クリティカルシンキングを身につけるために必要なことは、具体例としては自分の考えが正しいという思い込みは捨てること、過程ではなく「目的」に重きを置くことです。
クリティカルシンキングができない人の特徴1:目的より過程を大切にする
考える過程を大切にすることは悪いことではありません。しかし、考える過程に着目しすぎると最も大切な「目的」を見失うことにつながります。
目的は羅針盤的な役目を果たします。問題を最適解に到着させるために論理的に、客観的な視点を持って目的に向かった手段を講じる必要があります。過程を大切にして問題を対処療法で解決するのではなく、目的をしっかり見据え根本的な問題解決を目指します。
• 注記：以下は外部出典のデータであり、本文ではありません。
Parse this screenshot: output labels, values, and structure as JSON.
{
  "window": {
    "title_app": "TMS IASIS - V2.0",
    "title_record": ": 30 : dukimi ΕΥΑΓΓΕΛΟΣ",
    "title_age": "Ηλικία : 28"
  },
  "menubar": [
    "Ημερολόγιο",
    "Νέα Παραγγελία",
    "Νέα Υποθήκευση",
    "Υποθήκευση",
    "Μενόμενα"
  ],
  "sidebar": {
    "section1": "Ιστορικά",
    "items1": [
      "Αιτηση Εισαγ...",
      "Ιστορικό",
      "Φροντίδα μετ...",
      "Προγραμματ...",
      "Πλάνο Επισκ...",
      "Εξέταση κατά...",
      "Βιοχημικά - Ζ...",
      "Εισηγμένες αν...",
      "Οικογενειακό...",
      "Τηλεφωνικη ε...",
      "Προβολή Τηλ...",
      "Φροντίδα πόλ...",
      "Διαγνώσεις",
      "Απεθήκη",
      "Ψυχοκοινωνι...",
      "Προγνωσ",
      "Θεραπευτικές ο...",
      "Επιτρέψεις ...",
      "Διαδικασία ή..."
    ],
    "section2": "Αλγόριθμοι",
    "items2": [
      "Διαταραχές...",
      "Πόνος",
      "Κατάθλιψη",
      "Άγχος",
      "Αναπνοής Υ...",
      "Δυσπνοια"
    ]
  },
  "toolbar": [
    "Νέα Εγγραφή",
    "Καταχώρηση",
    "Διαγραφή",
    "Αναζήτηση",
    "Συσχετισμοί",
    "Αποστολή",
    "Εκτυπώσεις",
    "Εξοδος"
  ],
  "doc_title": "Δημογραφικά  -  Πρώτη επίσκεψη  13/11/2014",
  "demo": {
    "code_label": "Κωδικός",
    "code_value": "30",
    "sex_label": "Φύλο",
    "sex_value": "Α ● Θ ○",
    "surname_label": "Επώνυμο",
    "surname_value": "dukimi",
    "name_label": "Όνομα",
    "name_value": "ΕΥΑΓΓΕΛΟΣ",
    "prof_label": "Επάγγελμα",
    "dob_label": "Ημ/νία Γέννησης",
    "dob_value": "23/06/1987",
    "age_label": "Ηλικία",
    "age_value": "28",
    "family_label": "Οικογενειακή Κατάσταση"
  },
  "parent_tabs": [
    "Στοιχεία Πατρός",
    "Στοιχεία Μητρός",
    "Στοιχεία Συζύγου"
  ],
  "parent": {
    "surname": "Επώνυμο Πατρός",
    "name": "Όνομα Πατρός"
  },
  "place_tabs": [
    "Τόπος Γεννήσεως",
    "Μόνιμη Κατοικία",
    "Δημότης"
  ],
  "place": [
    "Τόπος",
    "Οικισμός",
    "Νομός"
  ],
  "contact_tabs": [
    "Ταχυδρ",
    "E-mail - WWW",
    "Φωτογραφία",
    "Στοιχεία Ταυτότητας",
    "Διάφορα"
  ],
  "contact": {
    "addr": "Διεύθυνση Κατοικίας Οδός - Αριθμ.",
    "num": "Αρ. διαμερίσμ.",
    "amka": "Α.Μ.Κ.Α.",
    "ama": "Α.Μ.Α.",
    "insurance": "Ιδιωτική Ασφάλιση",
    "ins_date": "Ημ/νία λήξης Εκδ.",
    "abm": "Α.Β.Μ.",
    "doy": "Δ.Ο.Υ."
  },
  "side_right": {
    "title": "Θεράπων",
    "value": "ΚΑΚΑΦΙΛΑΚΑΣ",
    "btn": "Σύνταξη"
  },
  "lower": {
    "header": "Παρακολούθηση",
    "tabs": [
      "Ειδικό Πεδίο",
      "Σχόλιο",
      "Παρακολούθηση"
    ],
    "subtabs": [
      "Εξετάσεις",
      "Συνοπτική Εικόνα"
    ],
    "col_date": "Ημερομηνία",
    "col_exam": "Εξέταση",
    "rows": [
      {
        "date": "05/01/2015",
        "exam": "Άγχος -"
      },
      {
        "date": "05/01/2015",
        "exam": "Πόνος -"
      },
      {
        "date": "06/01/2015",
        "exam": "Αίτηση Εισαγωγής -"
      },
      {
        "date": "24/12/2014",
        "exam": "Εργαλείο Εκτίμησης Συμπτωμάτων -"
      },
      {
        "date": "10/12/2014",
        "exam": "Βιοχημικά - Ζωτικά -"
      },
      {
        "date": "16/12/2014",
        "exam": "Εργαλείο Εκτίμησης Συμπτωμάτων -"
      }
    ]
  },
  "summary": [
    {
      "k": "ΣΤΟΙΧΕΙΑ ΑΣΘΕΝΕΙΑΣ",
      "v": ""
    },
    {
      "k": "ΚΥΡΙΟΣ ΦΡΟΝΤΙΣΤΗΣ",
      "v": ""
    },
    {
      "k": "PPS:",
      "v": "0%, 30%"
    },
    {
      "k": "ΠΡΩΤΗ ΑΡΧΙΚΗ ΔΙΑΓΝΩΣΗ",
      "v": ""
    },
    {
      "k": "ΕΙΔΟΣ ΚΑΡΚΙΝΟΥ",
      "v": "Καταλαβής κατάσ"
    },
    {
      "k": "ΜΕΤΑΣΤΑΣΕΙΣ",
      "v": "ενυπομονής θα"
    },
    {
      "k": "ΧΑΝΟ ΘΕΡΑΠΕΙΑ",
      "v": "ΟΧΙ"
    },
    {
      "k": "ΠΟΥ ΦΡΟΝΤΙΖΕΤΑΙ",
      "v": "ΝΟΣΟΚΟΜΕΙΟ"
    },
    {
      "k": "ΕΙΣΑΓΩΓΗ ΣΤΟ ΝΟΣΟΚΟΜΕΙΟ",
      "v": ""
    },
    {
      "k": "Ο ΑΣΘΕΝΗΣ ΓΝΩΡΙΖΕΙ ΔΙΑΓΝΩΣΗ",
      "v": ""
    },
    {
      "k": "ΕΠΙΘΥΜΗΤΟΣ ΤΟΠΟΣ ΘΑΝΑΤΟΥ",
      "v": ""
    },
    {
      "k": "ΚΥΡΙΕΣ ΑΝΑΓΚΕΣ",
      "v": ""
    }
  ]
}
クリティカルシンキングができない人の特徴2:自己中心的な思考を持っている
クリティカルシンキングに先入観や思い込みは思考の邪魔にしかなりません。自己中心的な思考は「思い込み」につながり、より多角的で客観的な結論に結びつきません。
自己中心的な人は課題を自分の物事をうまく切り離して考えることが難しいです。自分の意見に対して疑問を投げかけられると、自分を否定されたと感情的になってしまいます。そうすると、問題解決のための議論はできなくなります。
クリティカルシンキングができない人の特徴3:頭が固い
自分の考えに固執する人もクリティカルシンキングができません。自分の考えが正しいと考えるあまり「常に問い続ける」というタスクが達成できません。思考が固まってしまっては最適解を導き出すのは難しくなります。
自分の意見に固執するために、自分の意見の正当性ばかりを主張するようになります。他人の意見やアドバイスも耳に入りません。そうなると前向きな議論は望めなくなります。
クリティカルシンキングを理解しより良い結論を導きましょう
常に疑問を持つこと、これがクリティカルシンキングの基本姿勢です。ロジカルシンキングのスキルも合わせて用いることで、より核心をついた解決法に到達することができるでしょう。
クリティカルシンキングの具体例では問題解決の考え方をご紹介しましたが、考え方、結論は一つではありません。具体例を用いて、自分なりに結論を出してみることで、よりクリティカルシンキングのスキルを磨くことができるでしょう。